SAN FRANCISCO (AP) -- Apple Inc. closed its final appearance at the Macworld trade show Tuesday by cutting the price of some songs in its market-leading iTunes online store to as little as 69 cents and disclosing that soon every track will be available without copy protection.
Apple's top marketing executive, Philip Schiller, said iTunes songs would come in three pricing tiers: 69 cents, 99 cents and $1.29. Record companies will choose the prices, which marks a significant change, since Apple previously made all songs sell for 99 cents.
Apple offered the record labels that flexibility on pricing as it got them to agree to sell all songs free of ''digital rights management'' (DRM) technology that limits people's ability to copy songs or move them to multiple computers. By the end of this quarter, Apple said, all 10 million songs in its library will be available without DRM.
Excellent news.
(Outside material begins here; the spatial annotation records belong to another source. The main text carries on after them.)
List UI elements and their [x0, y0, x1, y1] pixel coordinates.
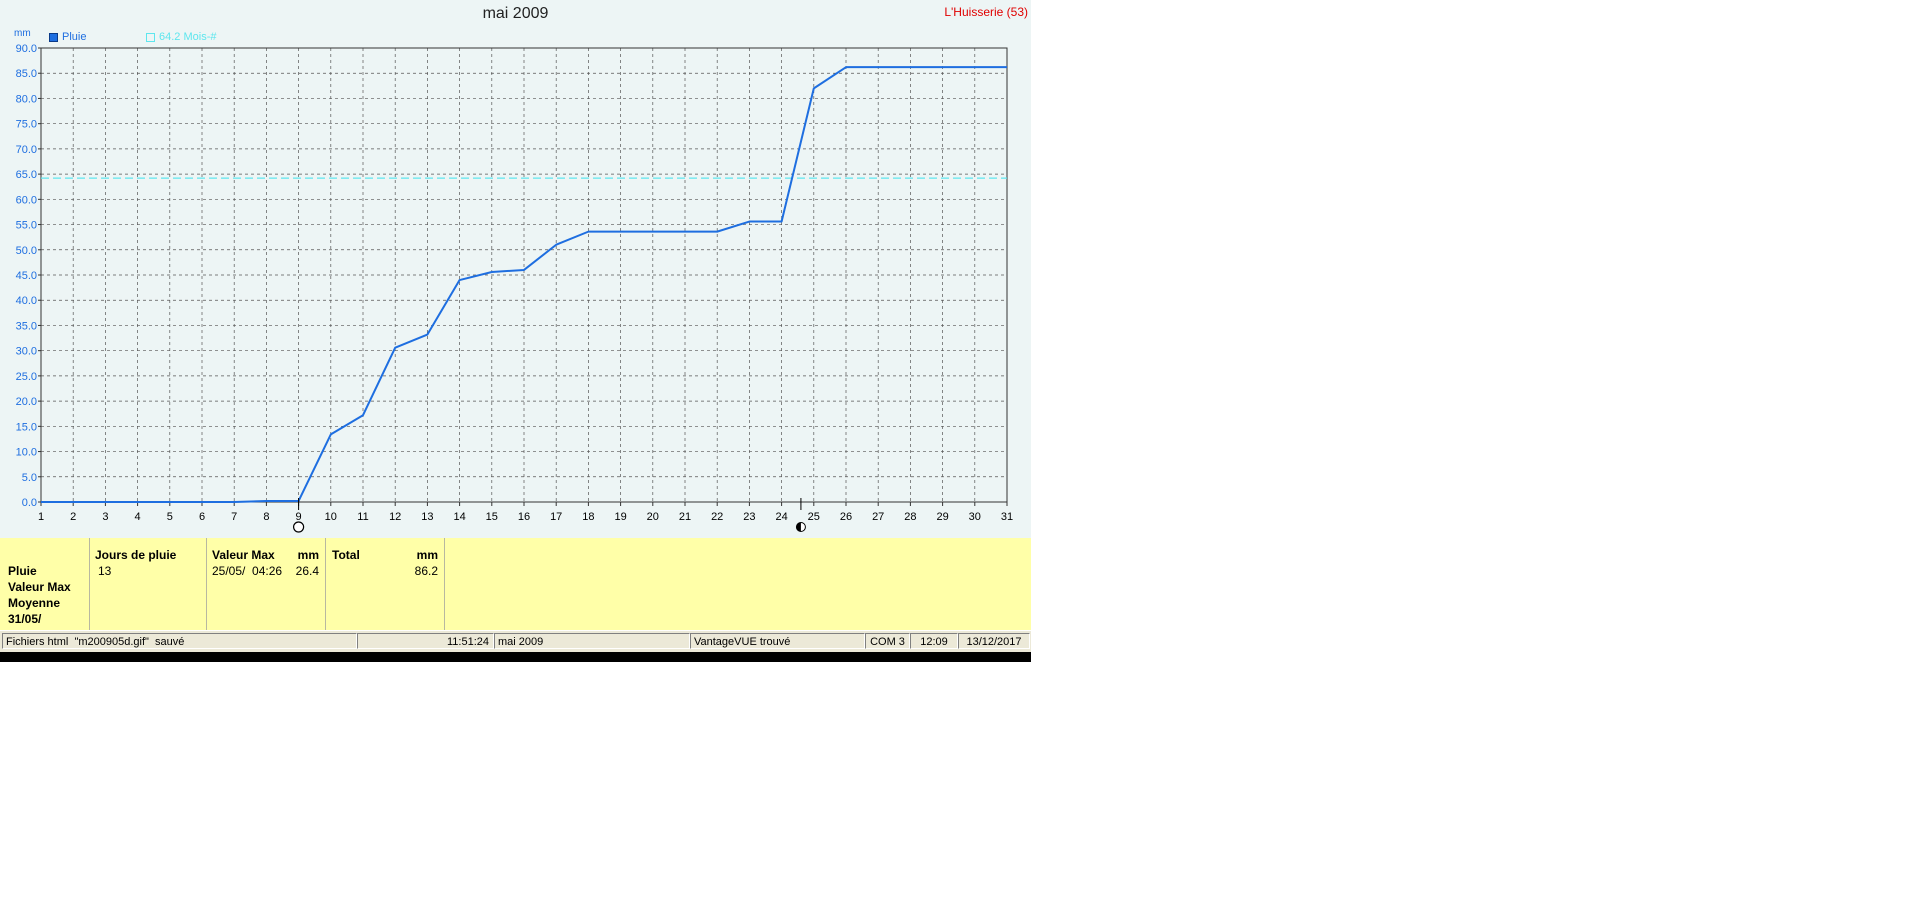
rain-chart: 0.0 5.0 10.0 15.0 20.0 25.0 30.0 35.0 40.0 45.0 50… — [16, 43, 1013, 533]
stats-col-total: Total mm 86.2 — [326, 538, 445, 630]
x-tick-label: 6 — [199, 511, 205, 523]
status-file-time: 11:51:24 — [357, 633, 494, 649]
x-tick-label: 30 — [969, 511, 981, 523]
status-month: mai 2009 — [494, 633, 690, 649]
total-value: 86.2 — [414, 564, 438, 578]
y-tick-label: 75.0 — [16, 119, 37, 131]
x-tick-label: 18 — [582, 511, 594, 523]
total-unit: mm — [416, 548, 438, 562]
chart-title: mai 2009 — [482, 5, 549, 22]
station-name: L'Huisserie (53) — [944, 5, 1028, 19]
x-tick-label: 20 — [647, 511, 659, 523]
y-tick-label: 70.0 — [16, 144, 37, 156]
x-tick-label: 9 — [296, 511, 302, 523]
y-tick-label: 40.0 — [16, 295, 37, 307]
x-tick-label: 22 — [711, 511, 723, 523]
y-unit-label: mm — [14, 28, 31, 39]
x-tick-label: 23 — [743, 511, 755, 523]
chart-area: 0.0 5.0 10.0 15.0 20.0 25.0 30.0 35.0 40.0 45.0 50… — [0, 0, 1031, 538]
row-label-valeur-max: Valeur Max — [8, 580, 71, 594]
status-bar: Fichiers html "m200905d.gif" sauvé 11:51… — [0, 631, 1031, 652]
x-tick-label: 28 — [904, 511, 916, 523]
x-tick-label: 4 — [135, 511, 141, 523]
new-moon-icon — [293, 521, 305, 533]
status-device: VantageVUE trouvé — [690, 633, 865, 649]
x-tick-label: 19 — [614, 511, 626, 523]
y-tick-label: 90.0 — [16, 43, 37, 55]
y-tick-label: 0.0 — [22, 497, 37, 509]
stats-col-valeur-max: Valeur Max mm 25/05/ 04:26 26.4 — [207, 538, 326, 630]
y-tick-label: 45.0 — [16, 270, 37, 282]
jours-value: 13 — [98, 564, 112, 578]
x-tick-label: 13 — [421, 511, 433, 523]
x-tick-label: 10 — [325, 511, 337, 523]
stats-col-jours: Jours de pluie 13 — [90, 538, 207, 630]
x-tick-label: 25 — [808, 511, 820, 523]
row-label-date: 31/05/ — [8, 612, 42, 626]
row-label-moyenne: Moyenne — [8, 596, 61, 610]
x-tick-label: 31 — [1001, 511, 1013, 523]
y-tick-label: 20.0 — [16, 396, 37, 408]
legend-swatch-icon — [49, 32, 58, 42]
y-tick-label: 35.0 — [16, 320, 37, 332]
status-clock: 12:09 — [910, 633, 958, 649]
x-tick-label: 17 — [550, 511, 562, 523]
x-tick-label: 7 — [231, 511, 237, 523]
legend-swatch-icon — [146, 32, 155, 42]
weather-app-window: 0.0 5.0 10.0 15.0 20.0 25.0 30.0 35.0 40.0 45.0 50… — [0, 0, 1031, 662]
valeur-max-unit: mm — [297, 548, 319, 562]
y-tick-label: 55.0 — [16, 220, 37, 232]
y-tick-label: 10.0 — [16, 447, 37, 459]
x-tick-label: 2 — [70, 511, 76, 523]
legend-item-month-average[interactable]: 64.2 Mois-# — [146, 31, 216, 43]
x-tick-label: 27 — [872, 511, 884, 523]
x-tick-label: 26 — [840, 511, 852, 523]
y-tick-label: 30.0 — [16, 346, 37, 358]
x-tick-label: 5 — [167, 511, 173, 523]
y-tick-label: 85.0 — [16, 68, 37, 80]
stats-row-labels: Pluie Valeur Max Moyenne 31/05/ — [0, 538, 90, 630]
jours-header: Jours de pluie — [95, 548, 177, 562]
legend-item-pluie[interactable]: Pluie — [49, 31, 86, 43]
y-tick-label: 15.0 — [16, 421, 37, 433]
y-tick-label: 50.0 — [16, 245, 37, 257]
y-tick-label: 60.0 — [16, 194, 37, 206]
y-tick-label: 65.0 — [16, 169, 37, 181]
y-tick-label: 25.0 — [16, 371, 37, 383]
x-tick-label: 15 — [486, 511, 498, 523]
row-label-pluie: Pluie — [8, 564, 37, 578]
x-tick-label: 3 — [102, 511, 108, 523]
x-tick-label: 12 — [389, 511, 401, 523]
valeur-max-value: 26.4 — [295, 564, 319, 578]
status-date: 13/12/2017 — [958, 633, 1030, 649]
taskbar-strip — [0, 652, 1031, 662]
legend-label: 64.2 Mois-# — [159, 31, 217, 43]
x-tick-label: 11 — [357, 511, 368, 523]
x-tick-label: 21 — [679, 511, 691, 523]
status-file-message: Fichiers html "m200905d.gif" sauvé — [2, 633, 357, 649]
total-header: Total — [332, 548, 360, 562]
x-tick-label: 16 — [518, 511, 530, 523]
status-port: COM 3 — [865, 633, 910, 649]
x-tick-label: 1 — [38, 511, 44, 523]
x-tick-label: 8 — [263, 511, 269, 523]
stats-panel: Pluie Valeur Max Moyenne 31/05/ Jours de… — [0, 538, 1031, 630]
valeur-max-header: Valeur Max — [212, 548, 275, 562]
y-tick-label: 5.0 — [22, 472, 37, 484]
legend-label: Pluie — [62, 31, 87, 43]
x-tick-label: 14 — [453, 511, 465, 523]
y-tick-label: 80.0 — [16, 93, 37, 105]
valeur-max-date: 25/05/ 04:26 — [212, 564, 283, 578]
x-tick-label: 24 — [775, 511, 787, 523]
x-tick-label: 29 — [936, 511, 948, 523]
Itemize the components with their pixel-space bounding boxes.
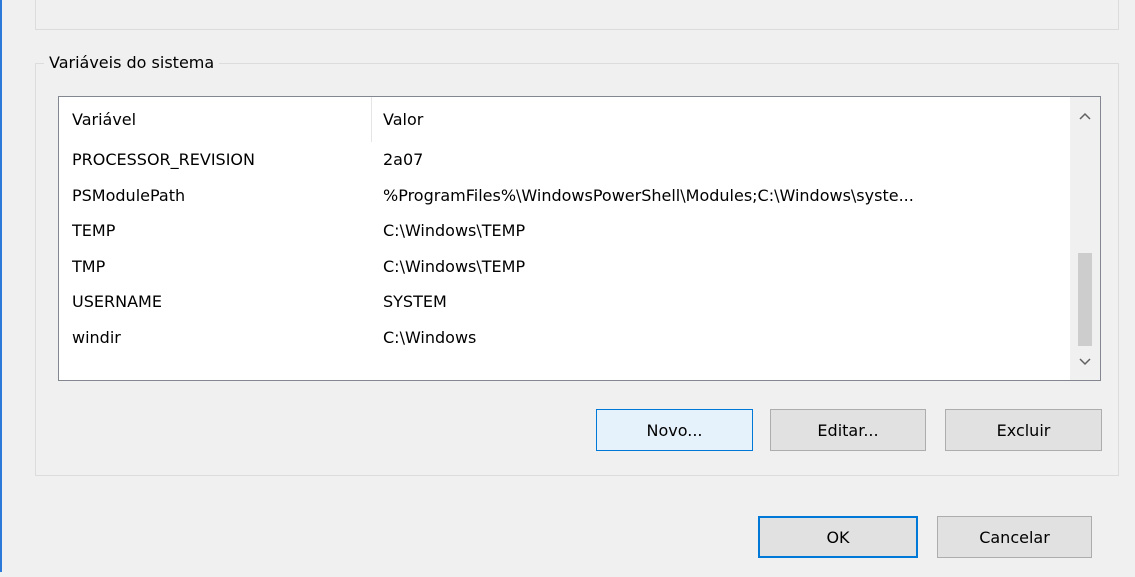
- scroll-down-button[interactable]: [1070, 343, 1100, 380]
- cell-value: C:\Windows\TEMP: [383, 256, 526, 276]
- cancel-button[interactable]: Cancelar: [937, 516, 1092, 558]
- delete-button[interactable]: Excluir: [945, 409, 1102, 451]
- cell-value: 2a07: [383, 150, 424, 169]
- environment-variables-dialog: Variáveis do sistema Variável Valor PROC…: [0, 0, 1135, 577]
- scroll-up-button[interactable]: [1070, 97, 1100, 134]
- list-header: Variável Valor: [59, 97, 1070, 142]
- cell-variable: windir: [72, 327, 121, 347]
- table-row[interactable]: USERNAME SYSTEM: [59, 284, 1070, 320]
- cell-value: C:\Windows: [383, 327, 477, 347]
- cell-value: %ProgramFiles%\WindowsPowerShell\Modules…: [383, 185, 914, 205]
- table-row[interactable]: PSModulePath %ProgramFiles%\WindowsPowerS…: [59, 178, 1070, 214]
- chevron-up-icon: [1079, 112, 1091, 120]
- cell-variable: PSModulePath: [72, 185, 186, 205]
- ok-button[interactable]: OK: [758, 516, 918, 558]
- vertical-scrollbar[interactable]: [1070, 97, 1100, 380]
- cell-value: SYSTEM: [383, 292, 447, 311]
- chevron-down-icon: [1079, 357, 1091, 365]
- column-header-value[interactable]: Valor: [372, 97, 1070, 142]
- dialog-bottom-edge: [0, 572, 1135, 577]
- cell-variable: TEMP: [72, 221, 116, 240]
- cell-variable: PROCESSOR_REVISION: [72, 150, 255, 169]
- edit-button[interactable]: Editar...: [770, 409, 926, 451]
- table-row[interactable]: windir C:\Windows: [59, 320, 1070, 356]
- scroll-thumb[interactable]: [1078, 253, 1092, 346]
- column-header-variable[interactable]: Variável: [59, 97, 372, 142]
- table-row[interactable]: TMP C:\Windows\TEMP: [59, 249, 1070, 285]
- user-variables-groupbox: [35, 0, 1119, 30]
- cell-variable: USERNAME: [72, 292, 162, 311]
- window-border: [0, 0, 2, 577]
- list-rows: PROCESSOR_REVISION 2a07 PSModulePath %Progr…: [59, 142, 1070, 355]
- system-variables-list[interactable]: Variável Valor PROCESSOR_REVISION 2a07 PSM…: [58, 96, 1101, 381]
- new-button[interactable]: Novo...: [596, 409, 753, 451]
- table-row[interactable]: PROCESSOR_REVISION 2a07: [59, 142, 1070, 178]
- cell-value: C:\Windows\TEMP: [383, 221, 526, 240]
- system-variables-title: Variáveis do sistema: [44, 52, 220, 74]
- cell-variable: TMP: [72, 256, 106, 276]
- table-row[interactable]: TEMP C:\Windows\TEMP: [59, 213, 1070, 249]
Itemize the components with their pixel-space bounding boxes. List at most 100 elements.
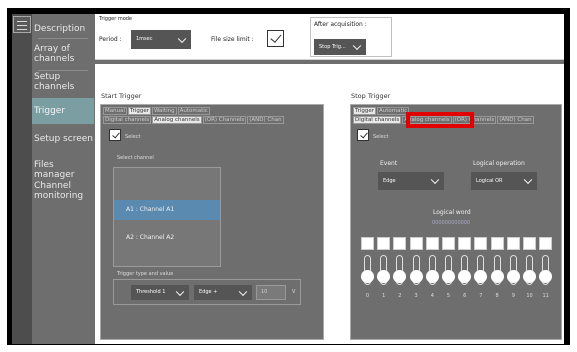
toggle-knob — [409, 270, 423, 283]
threshold-select[interactable]: Threshold 1 — [131, 285, 189, 300]
list-item[interactable]: A1 : Channel A1 — [114, 200, 220, 220]
bit-toggle-switch[interactable] — [474, 255, 488, 285]
file-size-limit-checkbox[interactable] — [267, 30, 284, 47]
bit-value-box — [377, 237, 391, 250]
bit-value-box — [425, 237, 439, 250]
tab-analog-channels[interactable]: Analog channels — [152, 116, 202, 124]
left-rail — [12, 14, 32, 344]
bit-index-label: 10 — [526, 293, 533, 299]
logical-operation-value: Logical OR — [476, 178, 503, 184]
tab-digital-channels[interactable]: Digital channels — [353, 116, 402, 124]
list-item[interactable]: A2 : Channel A2 — [114, 228, 220, 248]
period-select[interactable]: 1msec — [131, 30, 191, 49]
event-select[interactable]: Edge — [378, 172, 444, 190]
start-trigger-title: Start Trigger — [101, 92, 142, 100]
bit-toggle-switch[interactable] — [409, 255, 423, 285]
bit-value-box — [409, 237, 423, 250]
bit-index-label: 9 — [511, 293, 515, 299]
after-acquisition-select[interactable]: Stop Trig... — [314, 39, 366, 55]
tab-waiting[interactable]: Waiting — [151, 107, 177, 115]
tab-and-channels[interactable]: (AND) Chan — [497, 116, 534, 124]
after-acquisition-value: Stop Trig... — [319, 44, 346, 50]
stop-trigger-panel: Trigger Automatic Digital channels Analog … — [350, 104, 562, 340]
bit-index-label: 0 — [365, 293, 370, 299]
bit-value-box — [490, 237, 504, 250]
toggle-knob — [539, 270, 553, 283]
stop-trigger-title: Stop Trigger — [351, 92, 391, 100]
bit-toggle-switch[interactable] — [506, 255, 520, 285]
bit-index-label: 2 — [398, 293, 402, 299]
bit-value-box — [506, 237, 520, 250]
bit-value-box — [539, 237, 553, 250]
toggle-knob — [474, 270, 488, 283]
bit-toggle-switch[interactable] — [425, 255, 439, 285]
file-size-limit-label: File size limit : — [211, 36, 254, 43]
tab-trigger[interactable]: Trigger — [353, 107, 376, 115]
sidebar-item-setup-screen[interactable]: Setup screen — [32, 134, 94, 144]
chevron-down-icon — [430, 175, 440, 185]
bit-toggle-switch[interactable] — [523, 255, 536, 285]
tab-automatic[interactable]: Automatic — [376, 107, 410, 115]
toggle-knob — [523, 270, 536, 283]
sidebar-item-description[interactable]: Description — [32, 24, 94, 34]
bit-index-label: 4 — [430, 293, 434, 299]
tab-or-channels[interactable]: (OR) Channels — [202, 116, 247, 124]
bit-toggle-switch[interactable] — [539, 255, 553, 285]
tab-digital-channels[interactable]: Digital channels — [103, 116, 152, 124]
bit-toggle-switch[interactable] — [458, 255, 472, 285]
period-value: 1msec — [136, 36, 153, 42]
toggle-knob — [458, 270, 472, 283]
chevron-down-icon — [238, 287, 248, 296]
hamburger-menu-icon[interactable] — [13, 16, 31, 33]
chevron-down-icon — [352, 41, 362, 51]
bit-value-box — [442, 237, 455, 250]
sidebar-item-array-of-channels[interactable]: Array of channels — [32, 44, 80, 64]
start-trigger-mode-tabs: Manual Trigger Waiting Automatic — [103, 107, 211, 115]
sidebar-item-files-manager[interactable]: Files manager — [32, 160, 94, 180]
bit-toggle-switch[interactable] — [442, 255, 455, 285]
chevron-down-icon — [523, 175, 533, 185]
trigger-type-row: Threshold 1 Edge + 10 V — [113, 279, 301, 305]
bit-index-label: 5 — [446, 293, 451, 299]
bit-toggle-switch[interactable] — [361, 255, 374, 285]
unit-label: V — [292, 289, 296, 295]
edge-value: Edge + — [199, 289, 218, 295]
sidebar-item-trigger[interactable]: Trigger — [32, 98, 94, 124]
threshold-value: Threshold 1 — [136, 289, 166, 295]
bit-value-box — [393, 237, 407, 250]
after-acquisition-label: After acquisition : — [314, 21, 367, 28]
logical-operation-select[interactable]: Logical OR — [471, 172, 537, 190]
bit-toggle-switch[interactable] — [490, 255, 504, 285]
stop-select-checkbox[interactable] — [357, 129, 369, 141]
logical-word-label: Logical word — [433, 209, 471, 216]
bit-value-box — [523, 237, 536, 250]
edge-select[interactable]: Edge + — [194, 285, 252, 300]
tab-automatic[interactable]: Automatic — [177, 107, 210, 115]
toggle-knob — [490, 270, 504, 283]
tab-manual[interactable]: Manual — [103, 107, 127, 115]
start-trigger-channel-tabs: Digital channels Analog channels (OR) Chan… — [103, 116, 285, 124]
chevron-down-icon — [177, 34, 187, 43]
event-value: Edge — [383, 178, 396, 184]
bit-index-label: 3 — [414, 293, 418, 299]
bit-value-box — [474, 237, 488, 250]
sidebar: Description Array of channels Setup chan… — [32, 14, 94, 344]
toggle-knob — [393, 270, 407, 283]
start-select-checkbox[interactable] — [109, 129, 121, 141]
trigger-mode-bar: Trigger mode Period : 1msec File size li… — [95, 14, 564, 60]
tab-and-channels[interactable]: (AND) Chan — [247, 116, 284, 124]
channel-list: A1 : Channel A1 A2 : Channel A2 — [113, 167, 221, 267]
start-trigger-panel: Manual Trigger Waiting Automatic Digital ch… — [100, 104, 324, 340]
highlight-box — [406, 112, 474, 128]
stop-trigger-mode-tabs: Trigger Automatic — [353, 107, 410, 115]
trigger-type-label: Trigger type and value — [117, 271, 174, 277]
tab-trigger[interactable]: Trigger — [128, 107, 151, 115]
sidebar-item-setup-channels[interactable]: Setup channels — [32, 72, 76, 92]
toggle-knob — [361, 270, 374, 283]
sidebar-item-channel-monitoring[interactable]: Channel monitoring — [32, 181, 83, 201]
trigger-mode-title: Trigger mode — [99, 16, 133, 22]
toggle-knob — [425, 270, 439, 283]
trigger-value-input[interactable]: 10 — [256, 285, 286, 300]
bit-toggle-switch[interactable] — [393, 255, 407, 285]
bit-toggle-switch[interactable] — [377, 255, 391, 285]
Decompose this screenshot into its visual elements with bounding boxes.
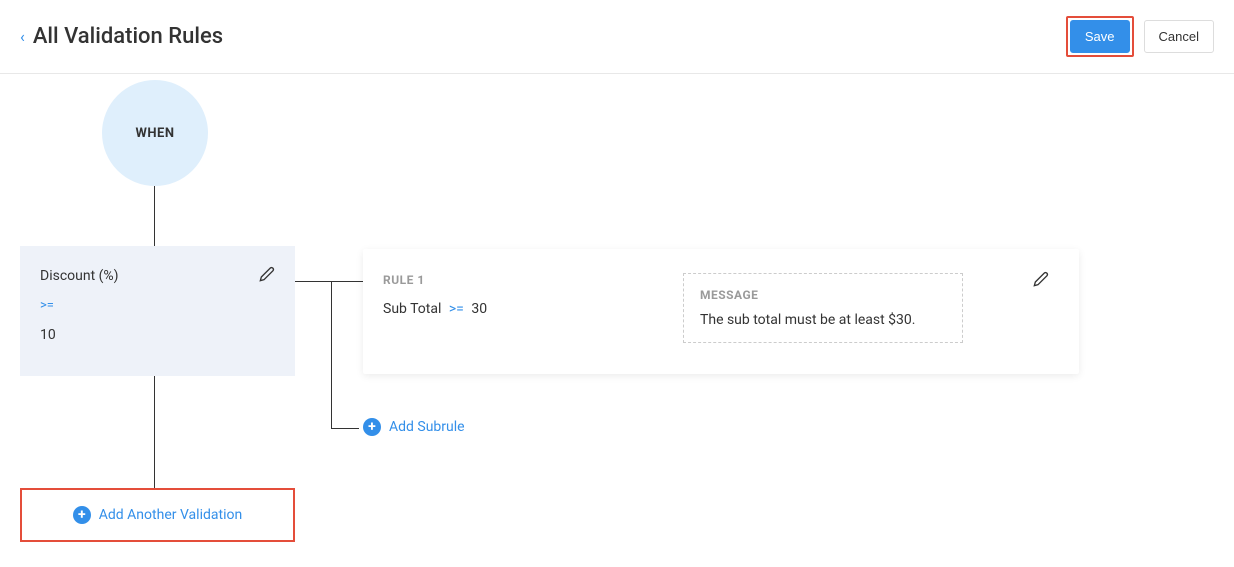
connector-line [154, 186, 155, 246]
page-title: All Validation Rules [33, 24, 223, 49]
header-left: ‹ All Validation Rules [20, 24, 223, 49]
condition-field: Discount (%) [40, 268, 275, 284]
rule-expression: Sub Total >= 30 [383, 301, 683, 317]
when-node: WHEN [102, 80, 208, 186]
connector-line [331, 428, 359, 429]
message-text: The sub total must be at least $30. [700, 312, 946, 328]
edit-rule-icon[interactable] [1033, 271, 1049, 291]
message-label: MESSAGE [700, 288, 946, 302]
plus-circle-icon: + [73, 506, 91, 524]
rule-label: RULE 1 [383, 273, 683, 287]
connector-line [331, 281, 332, 429]
condition-operator: >= [40, 298, 275, 313]
edit-condition-icon[interactable] [259, 266, 275, 282]
when-label: WHEN [135, 126, 174, 141]
add-subrule-label: Add Subrule [389, 419, 465, 435]
cancel-button[interactable]: Cancel [1144, 20, 1214, 53]
message-box: MESSAGE The sub total must be at least $… [683, 273, 963, 343]
rule-operator: >= [449, 301, 464, 317]
save-highlight-box: Save [1066, 16, 1134, 57]
save-button[interactable]: Save [1070, 20, 1130, 53]
connector-line [154, 376, 155, 488]
rule-left: RULE 1 Sub Total >= 30 [383, 273, 683, 317]
page-header: ‹ All Validation Rules Save Cancel [0, 0, 1234, 74]
back-arrow-icon[interactable]: ‹ [20, 27, 25, 46]
rule-value: 30 [471, 301, 487, 317]
header-actions: Save Cancel [1066, 16, 1214, 57]
rule-field: Sub Total [383, 301, 441, 317]
add-another-validation-button[interactable]: + Add Another Validation [20, 488, 295, 542]
condition-card[interactable]: Discount (%) >= 10 [20, 246, 295, 376]
add-subrule-button[interactable]: + Add Subrule [363, 418, 465, 436]
rule-card[interactable]: RULE 1 Sub Total >= 30 MESSAGE The sub t… [363, 249, 1079, 374]
connector-line [331, 281, 363, 282]
condition-value: 10 [40, 327, 275, 343]
add-another-label: Add Another Validation [99, 507, 242, 523]
plus-circle-icon: + [363, 418, 381, 436]
connector-line [295, 281, 331, 282]
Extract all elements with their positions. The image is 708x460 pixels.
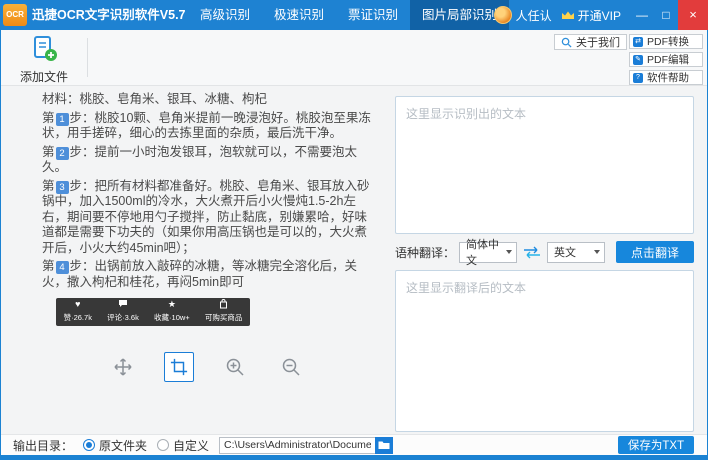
stats-overlay: ♥ 赞·26.7k 评论·3.6k ★ 收藏·10w+ 可购买商品 <box>56 298 250 326</box>
step-text: 步：出锅前放入敲碎的冰糖，等冰糖完全溶化后，关火，撒入枸杞和桂花，再闷5min即… <box>42 259 357 289</box>
about-us-button[interactable]: 关于我们 <box>554 34 627 50</box>
preview-intro-line: 材料：桃胶、皂角米、银耳、冰糖、枸杞 <box>42 92 372 108</box>
image-preview: 材料：桃胶、皂角米、银耳、冰糖、枸杞 第1步：桃胶10颗、皂角米提前一晚浸泡好。… <box>42 92 372 326</box>
step-text: 步：提前一小时泡发银耳，泡软就可以，不需要泡太久。 <box>42 145 357 175</box>
window-title: 迅捷OCR文字识别软件V5.7 <box>32 0 186 30</box>
browse-folder-button[interactable] <box>375 437 393 454</box>
save-as-txt-button[interactable]: 保存为TXT <box>618 436 694 454</box>
add-file-button[interactable]: 添加文件 <box>13 35 75 85</box>
like-count: 赞·26.7k <box>64 310 92 326</box>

That's one thing that has always frustrated me about ITunes - you have to authorize a new computer to play files that you bought from ITunes on another computer, and you can only have a limited number of computers authorized. I'm assuming this announcement marks the end of that mess. I hope it also marks the end of having to have your IPod synced with a particular computer's library, thus making it impossible to download new stuff on the go from any computer.
Eliminating those two annoyances will make me a little happier with Apple, a company whose "hipster" image hides the fact that most of its products are overpriced, underpowered, and completely impossible to customize or upgrade.